While the government plans to decide soon how quickly to reduce the country’s reliance on nuclear power following last year’s Fukushima meltdowns, Edano said it would take into consideration, “as a matter of course,” the negative impact that changes in energy policy might have on areas hosting nuclear plants.

“If nuclear power plants are decommissioned sooner than expected, we need to take steps to establish alternative businesses” in the municipalities that host them, he said.

“The areas (with nuclear plants) have some advantages, such as having strong power transmission networks,” Edano said, noting the need to promote renewable energy, such as solar and wind power.

“So based on that, I think we can implement regional development measures in consultation with local authorities,” he said, adding the government may also be able to support construction of highly efficient natural gas thermal power plants in such areas.

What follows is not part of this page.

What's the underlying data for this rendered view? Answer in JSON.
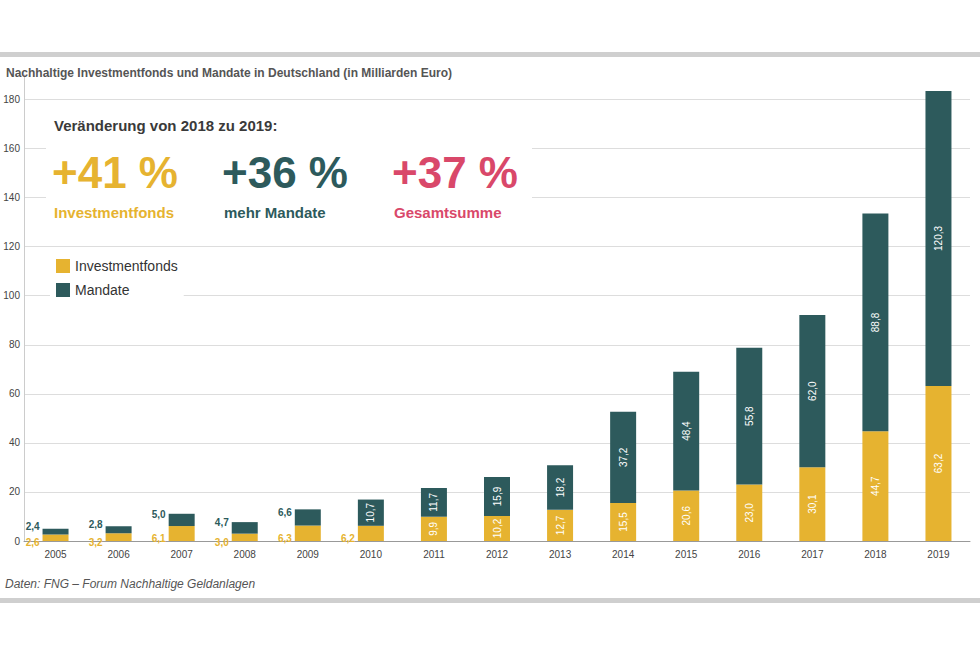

While the government is currently assessing public opinion on Japan’s future energy mix, Edano said he acknowledges that “on the whole, there are many citizens who want to abolish nuclear power, if possible. . . . We need to make a decision based on the voices of many citizens.”

To put together the new energy policy, the government is soliciting public opinion while presenting three options for reducing Japan’s nuclear energy proportion of total power generation by 2030: zero percent, 15 percent or 20 to 25 percent, compared with 26 percent in fiscal 2010.

Meanwhile, Edano said that even if utilities are required to decommission their reactors earlier than planned under the new policy, costs for the decommissioning should be shouldered by the utilities in principle.

“Basically, they’re costs that should be covered by electricity companies,” he said, urging utilities to set aside if necessary adequate reserves for possible acceleration of reactor decommissioning.

But as for the decommissioning of the Fukushima No. 1 plant, he said the government needs to consider the matter “comprehensively,” implying the possibility of offering public support. He said the Tokyo Electric Power Co. plant should be decommissioned to revitalize Fukushima.

Edano said that if utilities ask the government to approve their plan to raise electricity rates, the government will apply the same screening criteria as it used when examining a rate-hike proposal by the utility.

While it’s possible some utilities may seek rate hikes to cover increasing thermal fuel costs to make up for the halt of their reactors, Edano said utilities wanting rate increases must have already started cost-cutting in line with criteria calling for a 20 percent cut in personnel costs.

“We would not allow them to say that they would set out to implement (restructuring) when they seek a rate hike,” he said.